6. The system of claim 1, wherein first rail extends from one of the side panels and the second rail extends from another side panel.

7. The system of claim 1, further comprising a container stop extending between the side panels.

8. The system of claim 1, wherein the slope of the first rail and the second rail is at least 2 degrees from horizontal.

9. The system of claim 1, wherein each of the first rail and the second rail comprises a series of rollers.

10. The system of claim 1, wherein the connecting member is a lower panel extending between the side panels.

11. The system of claim 10, wherein the lower panel extends from the bottom of one side panel to the bottom of another side panel.

12. The system of claim 1, further comprising at least two cells.

13. The system of claim 12, wherein each of the cells are of equal size and shape.

14. The system of claim 13, wherein at least one of the cells has a size that is different than the size of an adjacent one of the cells.

15. The system of claim 1, wherein the first rail and the second rail each have a horizontal portion disposed adjacent the first end of the side panels and a sloped portion extended from the horizontal portion toward the second end of the side panels.

16. A modular shelf management kit, comprising:

a plurality of side panels connectable in a spaced apart, parallel relationship, each side panel having a front end and a back end and at least one rail extending therefrom; and

a plurality of connecting members for connecting adjacently disposed side panels in a way that a cell is provided between adjacent ones of the side panels with a pair of rails spatially disposed in a parallel relationship to one another, each rail sloped in a direction from the first end to the second end of the side panels, wherein at least a portion of each of the rails is fabricated of a low friction material.

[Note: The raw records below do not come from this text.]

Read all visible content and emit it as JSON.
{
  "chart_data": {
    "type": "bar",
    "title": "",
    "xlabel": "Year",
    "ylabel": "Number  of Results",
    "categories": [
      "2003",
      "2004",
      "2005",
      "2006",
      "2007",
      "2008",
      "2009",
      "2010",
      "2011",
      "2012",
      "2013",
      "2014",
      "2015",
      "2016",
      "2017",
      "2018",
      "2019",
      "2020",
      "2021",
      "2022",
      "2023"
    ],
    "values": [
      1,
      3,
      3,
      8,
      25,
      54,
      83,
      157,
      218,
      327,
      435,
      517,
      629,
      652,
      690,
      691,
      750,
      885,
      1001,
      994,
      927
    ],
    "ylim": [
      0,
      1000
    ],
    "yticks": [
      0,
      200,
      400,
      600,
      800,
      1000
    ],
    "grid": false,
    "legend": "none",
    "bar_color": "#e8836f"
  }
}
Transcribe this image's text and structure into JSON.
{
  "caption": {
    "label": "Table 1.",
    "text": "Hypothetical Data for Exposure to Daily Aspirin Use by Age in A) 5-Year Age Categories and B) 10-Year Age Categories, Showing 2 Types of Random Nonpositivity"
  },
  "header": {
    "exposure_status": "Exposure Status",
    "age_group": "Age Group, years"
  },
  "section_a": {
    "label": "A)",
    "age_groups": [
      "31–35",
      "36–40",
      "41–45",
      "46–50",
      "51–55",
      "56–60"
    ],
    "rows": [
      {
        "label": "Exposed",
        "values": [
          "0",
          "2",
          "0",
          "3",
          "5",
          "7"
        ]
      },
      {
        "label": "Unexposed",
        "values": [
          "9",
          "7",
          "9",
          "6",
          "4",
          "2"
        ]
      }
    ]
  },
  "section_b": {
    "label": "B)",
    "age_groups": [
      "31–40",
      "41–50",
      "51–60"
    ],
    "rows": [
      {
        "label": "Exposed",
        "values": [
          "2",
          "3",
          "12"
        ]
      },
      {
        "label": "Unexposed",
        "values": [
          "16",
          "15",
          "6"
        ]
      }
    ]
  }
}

17. The kit of claim 16, wherein adjacently disposed side panels have at least two rails extending therefrom in a way that the cell provided between adjacent ones of the side panels has at least two pairs of rails spatially disposed in a parallel relationship to one another, each pair of rails being sloped in a direction from the first end to the second end of the side panels with one pair of rails being vertically spaced from another pair of rails such that a first tier and a second tier is defined within the cell, wherein at least a portion of each of the rails is fabricated of a low friction material; and

wherein one rail of the side panel extends along the entire length of the side panels, and wherein another rail of the side panel extends along a portion of the length of the side panel.

18. The kit of claim 16, wherein the rails are vertically spaced from a lower end of each of the side panels.

19. The kit of claim 16, wherein each of the rails includes a series of rollers.

20. The kit of claim 16, wherein the connecting member is a lower panel connectable to a lower end of adjacent disposed side panels.